If it works properly, you should see all datasets described in the spreadsheet containing dublin core metadata elements displayed as metadata sheets published in the geonetwork / CSW server.
Usual Errors
- Your token is not set if you use Geonetwork / Geoserver in the BlueBridge infrastructure
- You are using emails in the metadata spreadsheet which are not declared in the contacts spreadsheet
- You didn't comply with syntactic rules
- contacts: see related wiki section
- provenance: see related wiki section
Once there, you can start tuning the workflow to plug other data sources and using other contacts.
Step 2 : Tune the workflow to fit your needs
Once you have been able to execute the workflow with the provided templates and your SDI, you can customize the workflow to fit your specific needs.
Whatever the data source to be plugged, the most important step remain (see details in previous section) :
- the modification of the main script:
- the edition of the content of json configuration files templates (one specific json file per workflow / type of data source) to indicate how to connect the components of your spatial data infrastructure and the URLs of the google spreadsheets you created,
Plug your data sources (spreadsheets, Postgres database, Thredds server) and your applications
When it works, you can try to execute the same worflow with your spreadsheets and other workflows with additional data sources (Postgres and Thredds / NetCDF files).
- you have created your own google spreadsheets to describe:
- For Postgres workflow, you have to specify how to use the additional applications:
- set the credentials of your Postgres server,
- set the credentials of your Geoserver which will be used to make datasets available with WMS / WMFS access protocols.
- Execute the main script of the workflow and read logs to check that third applications (eg Postgres, Geonetwork, Geoserver) are accessible from R.
Postgres data source use case
In this case, it is required:
- to specify the credentials to access the database in the configuration file workflow_configuration_Postgres_template.json: cf these lines,
- to prepare the list of SQL queries with which your datasets can be physically extracted from the Postgres database (and stored as CSV files)
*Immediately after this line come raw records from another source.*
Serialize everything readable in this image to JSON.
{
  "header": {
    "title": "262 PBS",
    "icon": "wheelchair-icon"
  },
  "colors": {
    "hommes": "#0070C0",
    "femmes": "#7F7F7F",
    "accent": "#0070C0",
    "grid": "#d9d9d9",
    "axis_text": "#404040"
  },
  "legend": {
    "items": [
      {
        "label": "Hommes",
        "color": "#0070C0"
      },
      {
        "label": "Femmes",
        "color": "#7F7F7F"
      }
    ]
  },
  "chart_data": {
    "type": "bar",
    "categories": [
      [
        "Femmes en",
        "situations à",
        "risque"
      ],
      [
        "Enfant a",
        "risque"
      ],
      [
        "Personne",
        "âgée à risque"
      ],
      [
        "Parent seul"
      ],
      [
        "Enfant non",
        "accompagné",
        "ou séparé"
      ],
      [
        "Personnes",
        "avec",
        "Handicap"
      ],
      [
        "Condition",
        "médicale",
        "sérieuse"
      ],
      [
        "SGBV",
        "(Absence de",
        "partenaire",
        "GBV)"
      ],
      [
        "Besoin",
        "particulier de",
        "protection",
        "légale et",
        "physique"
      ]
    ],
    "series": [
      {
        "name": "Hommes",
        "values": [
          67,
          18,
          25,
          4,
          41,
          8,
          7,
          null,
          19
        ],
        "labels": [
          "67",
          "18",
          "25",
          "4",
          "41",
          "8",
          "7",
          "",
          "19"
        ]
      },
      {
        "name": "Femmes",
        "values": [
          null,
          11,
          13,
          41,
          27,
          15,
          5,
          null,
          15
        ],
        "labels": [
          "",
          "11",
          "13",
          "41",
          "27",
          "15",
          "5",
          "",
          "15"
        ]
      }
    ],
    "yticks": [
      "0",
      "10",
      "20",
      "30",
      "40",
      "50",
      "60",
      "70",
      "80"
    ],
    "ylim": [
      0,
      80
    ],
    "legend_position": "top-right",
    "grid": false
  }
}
- to specify a user who can create tables :
- the metadata table which describes the list of datasets for which we will create metadata (OGC 19115 in geonetwork) and access protocols (OGC WMS/WFS from geoserver)
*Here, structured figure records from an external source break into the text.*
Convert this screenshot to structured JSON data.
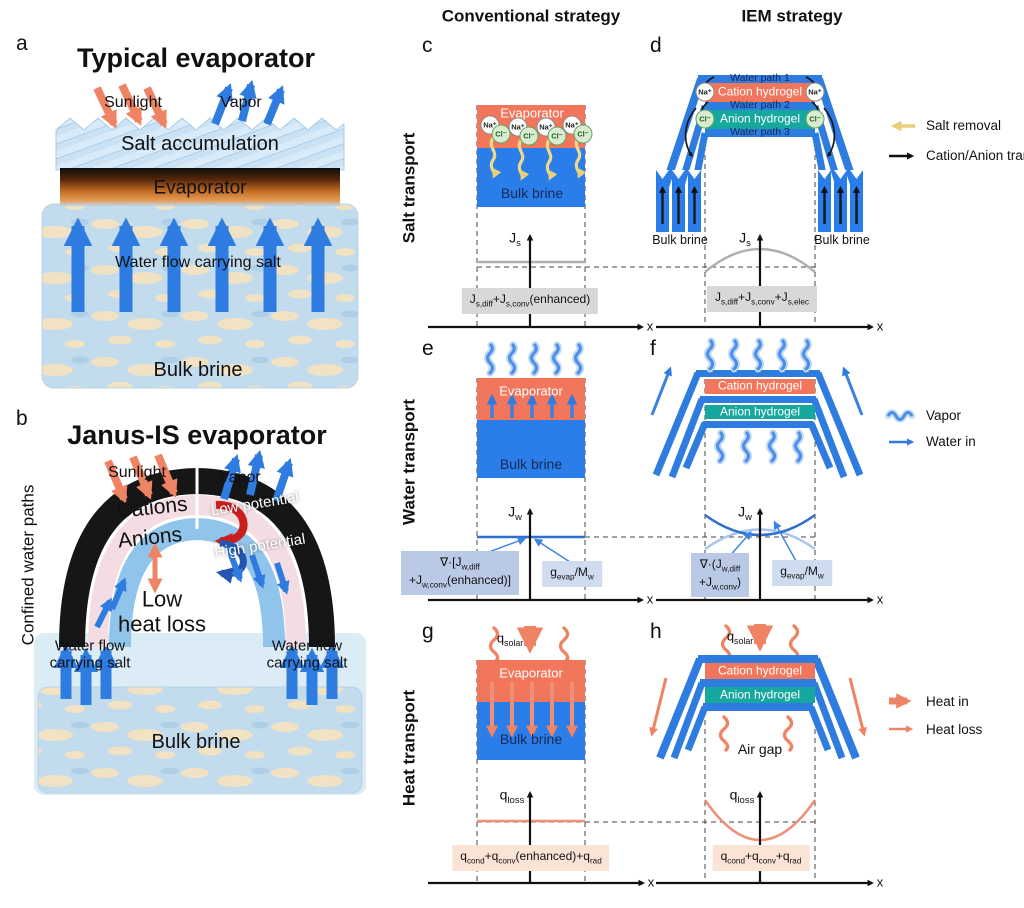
{
  "colors": {
    "evaporator_red": "#f2765b",
    "water_blue": "#2f7ce0",
    "brine_blue": "#2b7de9",
    "anion_teal": "#16a89e",
    "salmon": "#ef8465",
    "salt_yellow": "#e8cf7a",
    "gray_box": "#d8d8d8",
    "divergence_box": "#b9c9e6",
    "evap_source_box": "#cfdcf0",
    "heat_box": "#fbe4d6"
  },
  "headers": {
    "conventional": "Conventional strategy",
    "iem": "IEM strategy"
  },
  "row_labels": {
    "salt": "Salt transport",
    "water": "Water transport",
    "heat": "Heat transport"
  },
  "legend": {
    "salt_removal": "Salt removal",
    "ion_transfer": "Cation/Anion transfer",
    "vapor": "Vapor",
    "water_in": "Water in",
    "heat_in": "Heat in",
    "heat_loss": "Heat loss"
  },
  "panel_a": {
    "label": "a",
    "title": "Typical evaporator",
    "sunlight": "Sunlight",
    "vapor": "Vapor",
    "salt_accumulation": "Salt accumulation",
    "evaporator": "Evaporator",
    "water_flow": "Water flow carrying salt",
    "bulk_brine": "Bulk brine"
  },
  "panel_b": {
    "label": "b",
    "title": "Janus-IS evaporator",
    "side_label": "Confined water paths",
    "sunlight": "Sunlight",
    "vapor": "Vapor",
    "cations": "Cations",
    "anions": "Anions",
    "low_potential": "Low potential",
    "high_potential": "High potential",
    "heat_loss_line1": "Low",
    "heat_loss_line2": "heat loss",
    "water_flow_line1": "Water flow",
    "water_flow_line2": "carrying salt",
    "bulk_brine": "Bulk brine"
  },
  "panel_c": {
    "label": "c",
    "evaporator": "Evaporator",
    "bulk_brine": "Bulk brine",
    "na": "Na⁺",
    "cl": "Cl⁻",
    "y_axis_html": "J<sub>s</sub>",
    "x_axis": "x",
    "formula_html": "J<sub>s,diff</sub>+J<sub>s,conv</sub>(enhanced)"
  },
  "panel_d": {
    "label": "d",
    "water_path_1": "Water path 1",
    "cation_hydrogel": "Cation hydrogel",
    "water_path_2": "Water path 2",
    "anion_hydrogel": "Anion hydrogel",
    "water_path_3": "Water path 3",
    "na": "Na⁺",
    "cl": "Cl⁻",
    "bulk_brine": "Bulk brine",
    "y_axis_html": "J<sub>s</sub>",
    "x_axis": "x",
    "formula_html": "J<sub>s,diff</sub>+J<sub>s,conv</sub>+J<sub>s,elec</sub>"
  },
  "panel_e": {
    "label": "e",
    "evaporator": "Evaporator",
    "bulk_brine": "Bulk brine",
    "y_axis_html": "J<sub>w</sub>",
    "x_axis": "x",
    "divergence_html": "∇·[J<sub>w,diff</sub><br>+J<sub>w,conv</sub>(enhanced)]",
    "evap_source_html": "g<sub>evap</sub>/M<sub>w</sub>"
  },
  "panel_f": {
    "label": "f",
    "cation_hydrogel": "Cation hydrogel",
    "anion_hydrogel": "Anion hydrogel",
    "y_axis_html": "J<sub>w</sub>",
    "x_axis": "x",
    "divergence_html": "∇·(J<sub>w,diff</sub><br>+J<sub>w,conv</sub>)",
    "evap_source_html": "g<sub>evap</sub>/M<sub>w</sub>"
  },
  "panel_g": {
    "label": "g",
    "q_solar_html": "q<sub>solar</sub>",
    "evaporator": "Evaporator",
    "bulk_brine": "Bulk brine",
    "y_axis_html": "q<sub>loss</sub>",
    "x_axis": "x",
    "formula_html": "q<sub>cond</sub>+q<sub>conv</sub>(enhanced)+q<sub>rad</sub>"
  },
  "panel_h": {
    "label": "h",
    "q_solar_html": "q<sub>solar</sub>",
    "cation_hydrogel": "Cation hydrogel",
    "anion_hydrogel": "Anion hydrogel",
    "air_gap": "Air gap",
    "y_axis_html": "q<sub>loss</sub>",
    "x_axis": "x",
    "formula_html": "q<sub>cond</sub>+q<sub>conv</sub>+q<sub>rad</sub>"
  }
}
- one view per dataset where columns are renamed as following:
- the name of date colum "AS date"
- the name of geometry colum "AS geom"
(Des)activatation of the different steps
The different steps of the workflow can be (des)activated independantly according to the values "actions" listed" in the json configuration file:
"actions": {
"create_metadata_table": false,
"create_sql_view_for_each_dataset": true,
"data_wms_wfs": true,
"data_csv": false,
"metadata_iso_19115": false,
"metadata_iso_19110": false,
"write_metadata_EML": false,
"main": "write_Dublin_Core_metadata"
}
NetCDF / NCML (OPeNDAP / Thredds server) use case
Main scripts for metadata creation and publication
The most important scripts for metadata creation are the following
- write_Dublin_Core_metadata.R is the file in charge of processing the DCMI metadata elements to load a metadata object in R,
- [write_Dublin_Core_metadata.R]()
- [write_Dublin_Core_metadata.R]()
- [write_Dublin_Core_metadata.R]()
- [write_metadata_OGC_19115_from_Dublin_Core.R]() is the file which contains functions called in [write_Dublin_Core_metadata.R]() to turn the R metadata object into OGC metadata and push it into geonetwork or any CSW server.